Representatives of China, Russia, and the United States held their 3rd consultation on the Afghan peace process in Beijing, where they encouraged all parties to take steps to reduce violence leading to a comprehensive and permanent ceasefire that starts with intra-Afghan negotiations, the U.S. Department of State said in a statement.
The U.S. Special Representative for Afghanistan Reconciliation Zalmay Khalilzad attended the summit after he concluded the seventh round of peace negotiations with the Taliban delegates in Doha, the capital of Qatar on July 9.
“We agreed “intra-Afghan negotiations between the Taliban, Afghan government, and other Afghans should start immediately,” Khalilzad said in a tweet.
“These negotiations should produce a peace framework as soon as possible; and detail a future inclusive political arrangement acceptable to all Afghans,” he added.
“We also agreed that violence needs to slow now and a comprehensive and permanent ceasefire should start with intra-Afghan negotiations,” said Khalilzad adding, “We agreed we will expand and ask more international partners to join with the start of negotiations. Very positive.”
The China, Russia, and the United States welcomed Pakistan joining the consultation and believe that Pakistan can play an important role in facilitating peace in Afghanistan, the statement said.
The four sides exchanged views on the current situation and joint efforts for realizing a political settlement to advance peace, stability, and prosperity of Afghanistan and the region, the statement added.
The four sides emphasized the importance of the trilateral consensus on the Afghan peace process reached in Moscow on April 25, 2019.
All sides welcomed recent positive progress as the crucial parties concerned have advanced their talks and increased contacts with each other.
All sides also welcomed intra-Afghan meetings held in Moscow and Doha.

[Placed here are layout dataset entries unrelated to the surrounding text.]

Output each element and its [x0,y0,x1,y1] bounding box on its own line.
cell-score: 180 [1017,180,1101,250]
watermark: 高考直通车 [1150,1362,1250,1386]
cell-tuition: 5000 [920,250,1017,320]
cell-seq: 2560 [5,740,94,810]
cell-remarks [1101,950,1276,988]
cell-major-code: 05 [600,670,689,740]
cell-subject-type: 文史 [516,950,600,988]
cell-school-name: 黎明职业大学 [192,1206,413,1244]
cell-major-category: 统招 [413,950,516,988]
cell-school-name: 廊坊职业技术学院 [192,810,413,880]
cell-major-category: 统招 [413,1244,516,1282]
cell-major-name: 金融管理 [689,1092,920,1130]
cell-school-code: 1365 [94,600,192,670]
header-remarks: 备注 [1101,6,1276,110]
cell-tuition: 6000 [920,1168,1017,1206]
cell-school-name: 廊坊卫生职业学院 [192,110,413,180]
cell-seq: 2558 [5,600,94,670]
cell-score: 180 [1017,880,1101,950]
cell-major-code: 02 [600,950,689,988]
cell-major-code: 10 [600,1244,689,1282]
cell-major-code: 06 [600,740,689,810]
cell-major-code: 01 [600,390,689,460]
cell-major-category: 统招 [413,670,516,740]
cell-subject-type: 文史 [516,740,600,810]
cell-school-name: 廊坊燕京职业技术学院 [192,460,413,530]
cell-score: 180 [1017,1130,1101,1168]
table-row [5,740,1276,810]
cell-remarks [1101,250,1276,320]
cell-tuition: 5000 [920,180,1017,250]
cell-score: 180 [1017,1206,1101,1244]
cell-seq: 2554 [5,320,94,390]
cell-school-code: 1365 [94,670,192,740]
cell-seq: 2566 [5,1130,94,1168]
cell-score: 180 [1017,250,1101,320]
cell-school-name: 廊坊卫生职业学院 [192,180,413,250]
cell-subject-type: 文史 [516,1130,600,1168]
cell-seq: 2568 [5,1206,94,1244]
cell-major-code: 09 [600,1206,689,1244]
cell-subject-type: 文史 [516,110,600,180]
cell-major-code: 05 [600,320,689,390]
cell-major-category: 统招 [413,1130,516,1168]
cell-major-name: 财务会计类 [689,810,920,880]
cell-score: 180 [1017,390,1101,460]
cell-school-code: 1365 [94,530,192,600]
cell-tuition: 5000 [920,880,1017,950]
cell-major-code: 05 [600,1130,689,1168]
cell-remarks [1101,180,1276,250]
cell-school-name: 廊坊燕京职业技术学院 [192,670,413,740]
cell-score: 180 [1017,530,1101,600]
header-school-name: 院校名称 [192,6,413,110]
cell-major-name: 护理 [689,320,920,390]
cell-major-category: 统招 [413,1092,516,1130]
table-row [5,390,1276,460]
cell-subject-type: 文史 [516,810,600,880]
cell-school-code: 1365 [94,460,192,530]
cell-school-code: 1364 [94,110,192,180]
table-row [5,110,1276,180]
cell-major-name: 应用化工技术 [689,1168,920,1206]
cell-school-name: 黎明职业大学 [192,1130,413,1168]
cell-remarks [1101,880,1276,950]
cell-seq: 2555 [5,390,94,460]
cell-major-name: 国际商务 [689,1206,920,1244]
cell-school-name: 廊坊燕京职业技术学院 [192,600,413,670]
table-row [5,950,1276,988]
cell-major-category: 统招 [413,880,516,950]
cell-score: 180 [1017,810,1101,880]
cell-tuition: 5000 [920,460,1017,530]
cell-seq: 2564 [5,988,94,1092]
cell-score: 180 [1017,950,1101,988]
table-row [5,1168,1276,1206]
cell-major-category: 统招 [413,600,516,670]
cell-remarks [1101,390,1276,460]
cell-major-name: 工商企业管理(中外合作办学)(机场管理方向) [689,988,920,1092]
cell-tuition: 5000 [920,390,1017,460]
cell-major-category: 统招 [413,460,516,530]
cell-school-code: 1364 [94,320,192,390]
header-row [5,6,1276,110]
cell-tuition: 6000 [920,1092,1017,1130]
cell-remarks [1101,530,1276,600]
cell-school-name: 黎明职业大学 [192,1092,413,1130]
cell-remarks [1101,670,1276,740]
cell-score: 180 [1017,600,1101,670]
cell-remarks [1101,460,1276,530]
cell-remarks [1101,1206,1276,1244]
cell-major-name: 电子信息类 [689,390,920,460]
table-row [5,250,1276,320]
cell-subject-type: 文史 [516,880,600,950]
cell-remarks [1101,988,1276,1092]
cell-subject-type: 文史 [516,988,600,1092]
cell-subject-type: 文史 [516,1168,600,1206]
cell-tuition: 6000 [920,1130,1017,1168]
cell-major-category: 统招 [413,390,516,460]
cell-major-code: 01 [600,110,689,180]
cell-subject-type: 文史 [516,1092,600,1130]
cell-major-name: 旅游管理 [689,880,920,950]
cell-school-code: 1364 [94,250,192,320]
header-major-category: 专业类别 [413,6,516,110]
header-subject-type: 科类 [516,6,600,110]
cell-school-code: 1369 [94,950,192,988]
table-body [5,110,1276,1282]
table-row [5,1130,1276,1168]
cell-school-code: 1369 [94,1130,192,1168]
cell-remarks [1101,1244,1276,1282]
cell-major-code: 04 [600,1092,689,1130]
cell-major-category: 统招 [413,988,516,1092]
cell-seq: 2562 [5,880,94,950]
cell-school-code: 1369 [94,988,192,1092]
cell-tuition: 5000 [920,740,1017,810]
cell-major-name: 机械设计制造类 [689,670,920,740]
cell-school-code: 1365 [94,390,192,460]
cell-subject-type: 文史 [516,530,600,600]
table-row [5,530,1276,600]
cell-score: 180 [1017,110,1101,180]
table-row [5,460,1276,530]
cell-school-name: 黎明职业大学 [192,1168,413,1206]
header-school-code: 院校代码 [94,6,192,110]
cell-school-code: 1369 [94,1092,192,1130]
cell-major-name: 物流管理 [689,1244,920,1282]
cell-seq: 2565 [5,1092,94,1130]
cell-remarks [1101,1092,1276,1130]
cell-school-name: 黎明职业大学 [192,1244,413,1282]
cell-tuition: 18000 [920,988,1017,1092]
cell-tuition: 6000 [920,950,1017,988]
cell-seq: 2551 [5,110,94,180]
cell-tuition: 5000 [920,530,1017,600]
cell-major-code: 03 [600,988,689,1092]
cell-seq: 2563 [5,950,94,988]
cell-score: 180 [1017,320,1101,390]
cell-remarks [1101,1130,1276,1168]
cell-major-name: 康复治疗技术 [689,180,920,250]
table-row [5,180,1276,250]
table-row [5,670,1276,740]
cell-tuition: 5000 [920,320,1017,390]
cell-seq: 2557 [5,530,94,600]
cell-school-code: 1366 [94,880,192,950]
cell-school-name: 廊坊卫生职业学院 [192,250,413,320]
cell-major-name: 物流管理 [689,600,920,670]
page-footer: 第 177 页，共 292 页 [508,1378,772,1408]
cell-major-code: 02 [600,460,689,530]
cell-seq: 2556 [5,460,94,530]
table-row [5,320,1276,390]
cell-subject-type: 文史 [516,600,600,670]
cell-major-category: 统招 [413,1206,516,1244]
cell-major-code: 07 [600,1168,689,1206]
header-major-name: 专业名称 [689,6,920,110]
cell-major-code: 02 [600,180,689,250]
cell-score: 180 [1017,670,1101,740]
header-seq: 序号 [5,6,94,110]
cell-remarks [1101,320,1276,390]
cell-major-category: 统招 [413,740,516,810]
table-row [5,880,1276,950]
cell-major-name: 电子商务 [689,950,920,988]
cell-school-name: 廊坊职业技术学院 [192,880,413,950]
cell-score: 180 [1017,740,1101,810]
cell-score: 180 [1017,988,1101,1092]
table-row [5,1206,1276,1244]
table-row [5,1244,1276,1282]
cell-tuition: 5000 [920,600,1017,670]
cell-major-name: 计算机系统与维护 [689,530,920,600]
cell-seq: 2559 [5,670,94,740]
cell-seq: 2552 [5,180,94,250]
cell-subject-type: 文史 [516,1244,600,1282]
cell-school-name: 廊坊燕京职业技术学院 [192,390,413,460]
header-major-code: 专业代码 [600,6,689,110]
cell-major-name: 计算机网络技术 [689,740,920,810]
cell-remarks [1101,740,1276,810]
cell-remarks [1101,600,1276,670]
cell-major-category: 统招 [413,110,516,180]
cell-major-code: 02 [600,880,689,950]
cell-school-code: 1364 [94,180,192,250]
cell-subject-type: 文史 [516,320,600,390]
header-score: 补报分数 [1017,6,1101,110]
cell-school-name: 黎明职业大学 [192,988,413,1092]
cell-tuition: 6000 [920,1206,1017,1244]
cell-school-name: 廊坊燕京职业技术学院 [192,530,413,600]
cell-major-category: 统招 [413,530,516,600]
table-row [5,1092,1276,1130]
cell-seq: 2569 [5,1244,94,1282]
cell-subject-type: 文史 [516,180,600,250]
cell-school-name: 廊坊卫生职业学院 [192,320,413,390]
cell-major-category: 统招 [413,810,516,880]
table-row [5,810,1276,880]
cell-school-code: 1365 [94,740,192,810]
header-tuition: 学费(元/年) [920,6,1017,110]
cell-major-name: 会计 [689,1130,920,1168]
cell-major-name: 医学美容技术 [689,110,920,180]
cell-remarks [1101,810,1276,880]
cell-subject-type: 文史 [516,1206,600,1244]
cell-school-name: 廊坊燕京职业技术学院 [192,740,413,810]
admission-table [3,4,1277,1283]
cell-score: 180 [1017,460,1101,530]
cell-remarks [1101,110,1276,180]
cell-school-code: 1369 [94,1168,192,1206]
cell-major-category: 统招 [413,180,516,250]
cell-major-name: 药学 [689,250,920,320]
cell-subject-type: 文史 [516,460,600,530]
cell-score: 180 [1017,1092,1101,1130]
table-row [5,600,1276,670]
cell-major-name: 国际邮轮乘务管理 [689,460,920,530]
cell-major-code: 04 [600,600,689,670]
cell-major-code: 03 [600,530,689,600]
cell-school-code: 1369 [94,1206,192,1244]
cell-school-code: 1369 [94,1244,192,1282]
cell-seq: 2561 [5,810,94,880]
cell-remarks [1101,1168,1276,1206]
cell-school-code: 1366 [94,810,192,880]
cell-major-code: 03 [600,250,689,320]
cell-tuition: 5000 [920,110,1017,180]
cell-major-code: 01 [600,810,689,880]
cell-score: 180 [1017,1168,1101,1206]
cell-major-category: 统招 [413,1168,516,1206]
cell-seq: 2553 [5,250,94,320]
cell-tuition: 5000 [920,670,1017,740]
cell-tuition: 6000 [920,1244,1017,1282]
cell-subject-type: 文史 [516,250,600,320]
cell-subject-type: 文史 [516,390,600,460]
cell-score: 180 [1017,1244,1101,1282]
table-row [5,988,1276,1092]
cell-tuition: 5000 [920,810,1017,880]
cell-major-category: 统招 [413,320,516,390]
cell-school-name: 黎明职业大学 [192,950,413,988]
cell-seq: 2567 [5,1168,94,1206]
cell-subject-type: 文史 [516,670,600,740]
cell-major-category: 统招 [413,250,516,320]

The four sides called for relevant parties to grasp the opportunity for peace and immediately start intra-Afghan negotiations between the Taliban, the Afghan government, and other Afghans.
“They re-affirmed negotiations should be “Afghan-led and Afghan-owned” and further agreed that these negotiations should produce a peace framework as soon as possible,” the statement said.
“This framework should guarantee the orderly and responsible transition of the security situation and detail an agreement on a future inclusive political arrangement acceptable to all Afghans,” the statement noted.
The four sides agreed to maintain the momentum of consultation, will invite other important stakeholders to join on the basis of the trilateral consensus agreed on April 25, 2019, in Moscow, and this broader group will meet when intra-Afghan negotiations start.
The date and venue for the next consultation will be agreed upon through diplomatic channels, the statement concluded.